Building AI that can't poison anyone: a dual-layer safety pattern for health apps

When AI generates recipes for people with severe allergies, prompt engineering is not a safety system. The pattern that works: instruct the model, then verify every output against a deterministic allergen database.

A consumer nutrition app generates personalized recipes with AI. Some of its users have anaphylactic allergies. Read those two sentences together and the engineering problem becomes plain: a language model that hallucinates one ingredient is not producing a bug, it is producing a medical event. “We told the model about the allergy in the prompt” is not a safety story anyone should accept.

The short answer

Defense in depth, two independent layers:

  1. Pre-check (the instructed layer). The user’s restrictions, with severity levels, are injected into the generation prompt. The model is told what to avoid and why. This layer produces mostly safe output and better recipes, because the model designs around the restriction instead of patching it.
  2. Post-check (the deterministic layer). Every ingredient in every generated recipe is string-matched against a static allergen database: seventeen restriction categories covering the FDA’s major allergens and common sensitivities, expanded into hundreds of aliases. Not just “peanut” but derivative ingredients, processing terms, and brand names that contain the allergen. A match blocks or flags the recipe with the specific offending ingredient and severity displayed.

The layers fail independently. The model can ignore its instructions entirely and the post-check still catches the violation, because dictionary lookups do not hallucinate.

Why the alias database is the real work

Anyone can block the word “milk.” The dangerous cases are casein, whey, ghee, and the dozen processed forms that appear in ingredient lists without the trigger word.
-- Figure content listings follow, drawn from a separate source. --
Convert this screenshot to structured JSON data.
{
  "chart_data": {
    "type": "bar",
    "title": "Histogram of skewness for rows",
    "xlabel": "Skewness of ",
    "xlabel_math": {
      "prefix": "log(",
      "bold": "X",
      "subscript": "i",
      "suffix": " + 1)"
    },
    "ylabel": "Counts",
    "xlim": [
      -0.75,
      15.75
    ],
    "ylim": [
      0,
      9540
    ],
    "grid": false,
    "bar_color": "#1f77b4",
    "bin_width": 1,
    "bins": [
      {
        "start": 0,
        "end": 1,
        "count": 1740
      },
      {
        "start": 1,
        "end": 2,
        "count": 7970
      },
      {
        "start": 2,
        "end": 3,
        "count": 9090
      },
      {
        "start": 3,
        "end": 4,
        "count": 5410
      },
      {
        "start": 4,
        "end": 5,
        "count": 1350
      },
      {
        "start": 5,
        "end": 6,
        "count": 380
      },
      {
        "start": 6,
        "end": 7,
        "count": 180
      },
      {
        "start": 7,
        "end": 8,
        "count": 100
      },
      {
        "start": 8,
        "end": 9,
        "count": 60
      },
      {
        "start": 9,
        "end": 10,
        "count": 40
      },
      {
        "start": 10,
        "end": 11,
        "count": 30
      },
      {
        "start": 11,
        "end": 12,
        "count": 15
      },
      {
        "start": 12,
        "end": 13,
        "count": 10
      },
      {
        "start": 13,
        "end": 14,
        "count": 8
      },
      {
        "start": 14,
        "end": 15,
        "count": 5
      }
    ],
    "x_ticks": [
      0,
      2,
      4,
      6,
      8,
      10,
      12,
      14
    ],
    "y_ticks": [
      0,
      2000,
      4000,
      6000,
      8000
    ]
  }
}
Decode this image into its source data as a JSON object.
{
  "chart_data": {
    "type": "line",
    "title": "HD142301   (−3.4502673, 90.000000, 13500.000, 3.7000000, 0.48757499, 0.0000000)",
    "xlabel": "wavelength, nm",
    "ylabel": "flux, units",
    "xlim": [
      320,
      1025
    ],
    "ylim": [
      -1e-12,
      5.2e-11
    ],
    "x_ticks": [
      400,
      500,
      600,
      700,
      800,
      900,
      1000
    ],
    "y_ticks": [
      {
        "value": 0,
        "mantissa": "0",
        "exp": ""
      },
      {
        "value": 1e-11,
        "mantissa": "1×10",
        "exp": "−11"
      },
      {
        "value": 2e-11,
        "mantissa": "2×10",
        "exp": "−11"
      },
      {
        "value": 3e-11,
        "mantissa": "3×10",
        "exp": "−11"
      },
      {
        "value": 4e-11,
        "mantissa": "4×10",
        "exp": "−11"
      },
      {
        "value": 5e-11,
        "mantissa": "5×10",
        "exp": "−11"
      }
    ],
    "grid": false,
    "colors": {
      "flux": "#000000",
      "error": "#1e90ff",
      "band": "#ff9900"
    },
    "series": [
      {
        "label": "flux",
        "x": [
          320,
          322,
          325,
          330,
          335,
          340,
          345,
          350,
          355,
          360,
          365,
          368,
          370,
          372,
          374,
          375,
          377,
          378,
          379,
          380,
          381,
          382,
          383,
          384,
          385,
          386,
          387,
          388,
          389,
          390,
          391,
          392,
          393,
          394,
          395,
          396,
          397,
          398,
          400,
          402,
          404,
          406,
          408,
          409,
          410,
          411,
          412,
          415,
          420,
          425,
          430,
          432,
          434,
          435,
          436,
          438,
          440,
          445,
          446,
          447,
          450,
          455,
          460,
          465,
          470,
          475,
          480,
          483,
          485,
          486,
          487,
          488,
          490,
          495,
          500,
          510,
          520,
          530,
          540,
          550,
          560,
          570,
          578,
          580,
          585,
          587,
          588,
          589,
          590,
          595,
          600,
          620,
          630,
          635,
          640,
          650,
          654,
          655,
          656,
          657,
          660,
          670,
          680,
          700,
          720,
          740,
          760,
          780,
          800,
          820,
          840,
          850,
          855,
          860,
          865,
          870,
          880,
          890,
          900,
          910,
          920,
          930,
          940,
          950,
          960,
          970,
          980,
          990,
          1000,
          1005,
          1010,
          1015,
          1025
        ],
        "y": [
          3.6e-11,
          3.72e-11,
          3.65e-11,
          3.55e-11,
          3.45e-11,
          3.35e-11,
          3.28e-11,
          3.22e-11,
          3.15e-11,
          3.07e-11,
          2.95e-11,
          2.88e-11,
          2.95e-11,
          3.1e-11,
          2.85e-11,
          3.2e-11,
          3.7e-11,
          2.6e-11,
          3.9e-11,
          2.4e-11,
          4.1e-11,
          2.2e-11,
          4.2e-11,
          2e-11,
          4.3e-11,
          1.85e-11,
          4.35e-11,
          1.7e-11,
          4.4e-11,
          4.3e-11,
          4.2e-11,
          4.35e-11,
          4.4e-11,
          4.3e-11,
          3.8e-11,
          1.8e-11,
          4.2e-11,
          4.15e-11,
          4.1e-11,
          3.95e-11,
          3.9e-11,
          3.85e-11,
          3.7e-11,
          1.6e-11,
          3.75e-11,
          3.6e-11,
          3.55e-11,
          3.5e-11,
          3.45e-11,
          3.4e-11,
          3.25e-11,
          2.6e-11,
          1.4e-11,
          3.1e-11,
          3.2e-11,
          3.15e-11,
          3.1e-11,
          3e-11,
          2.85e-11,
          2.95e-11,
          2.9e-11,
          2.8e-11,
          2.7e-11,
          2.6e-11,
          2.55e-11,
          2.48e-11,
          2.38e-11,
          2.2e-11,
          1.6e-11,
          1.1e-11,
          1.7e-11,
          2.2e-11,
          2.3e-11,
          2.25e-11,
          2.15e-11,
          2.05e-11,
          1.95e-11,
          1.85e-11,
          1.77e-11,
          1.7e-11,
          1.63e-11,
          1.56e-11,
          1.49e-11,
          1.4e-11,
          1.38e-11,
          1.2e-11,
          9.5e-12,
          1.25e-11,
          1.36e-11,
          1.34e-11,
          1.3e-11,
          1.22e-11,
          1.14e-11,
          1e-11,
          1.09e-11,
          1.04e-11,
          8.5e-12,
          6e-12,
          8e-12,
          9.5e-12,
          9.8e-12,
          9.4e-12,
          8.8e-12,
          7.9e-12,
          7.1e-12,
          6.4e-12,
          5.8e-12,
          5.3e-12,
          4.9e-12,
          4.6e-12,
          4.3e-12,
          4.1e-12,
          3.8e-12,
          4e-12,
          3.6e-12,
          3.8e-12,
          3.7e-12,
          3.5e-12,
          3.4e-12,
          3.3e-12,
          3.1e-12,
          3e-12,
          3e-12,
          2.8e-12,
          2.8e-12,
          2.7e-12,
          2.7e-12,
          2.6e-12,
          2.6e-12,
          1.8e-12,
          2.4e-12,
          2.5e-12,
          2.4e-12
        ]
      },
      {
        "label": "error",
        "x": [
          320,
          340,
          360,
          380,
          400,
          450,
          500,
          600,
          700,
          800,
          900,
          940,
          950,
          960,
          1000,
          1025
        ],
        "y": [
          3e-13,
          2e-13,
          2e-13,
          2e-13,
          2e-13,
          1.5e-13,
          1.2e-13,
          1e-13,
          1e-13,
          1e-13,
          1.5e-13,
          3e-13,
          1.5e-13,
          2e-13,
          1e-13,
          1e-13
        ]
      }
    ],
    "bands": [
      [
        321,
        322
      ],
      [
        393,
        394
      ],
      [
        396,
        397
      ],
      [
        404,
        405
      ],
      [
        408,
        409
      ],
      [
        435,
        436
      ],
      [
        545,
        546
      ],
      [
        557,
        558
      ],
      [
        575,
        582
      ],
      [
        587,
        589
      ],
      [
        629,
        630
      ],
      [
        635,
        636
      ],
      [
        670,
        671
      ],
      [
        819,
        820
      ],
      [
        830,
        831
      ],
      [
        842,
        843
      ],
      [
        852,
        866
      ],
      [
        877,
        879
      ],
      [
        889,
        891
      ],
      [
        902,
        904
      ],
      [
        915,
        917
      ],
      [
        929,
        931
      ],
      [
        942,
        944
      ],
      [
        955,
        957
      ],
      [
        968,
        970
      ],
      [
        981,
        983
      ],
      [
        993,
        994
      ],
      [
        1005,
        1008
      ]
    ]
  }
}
Building the alias map means thinking like a label reader: derivatives, chemical names, regional terms, brand names. It is unglamorous data work, and it is where the actual safety lives. The database is versioned, reviewed like code, and deliberately static; a safety list that updates itself is a safety list you cannot reason about.

The principle that generalizes

This pattern is not about food. Any AI feature whose failure hurts someone follows the same shape:

  • Let the model do what models are good at: generation, adaptation, tone, creativity.
  • Let plain code do what code is good at: verification against rules that must hold every single time.
  • Never let the model check its own work for the property that matters. A second AI pass is a stronger suggestion, not a guarantee.

In a CRM context the same structure protects pricing promises in AI-drafted emails. In finance, payment instructions. In healthcare, dosage and contraindications. The model proposes; deterministic code disposes.

What to ask of any AI vendor or builder

One question separates production-grade AI from demos: “what happens when the model gets it wrong?” If the answer involves prompt quality, model choice, or testing, keep asking. The only fully satisfying answer names a verification layer that contains no AI at all.

Common questions

Can you trust an AI model to respect dietary restrictions and allergies?

Not on its own. Models follow instructions most of the time, and safety-critical software cannot ship on 'most of the time.' Production systems pair the instructed model with a deterministic post-check that verifies every generated ingredient against an allergen database.

What is a deterministic safety layer in an AI application?

Plain code with no AI in it that validates AI output against hard rules. In a nutrition app, that means string-matching every ingredient against hundreds of allergen aliases, including derivatives and brand names, and blocking anything that matches.

Does adding a safety validation layer slow the AI product down?

Negligibly. A dictionary lookup across a few hundred aliases costs microseconds, which disappears next to the seconds the AI generation itself takes. There is no performance argument against a post-check.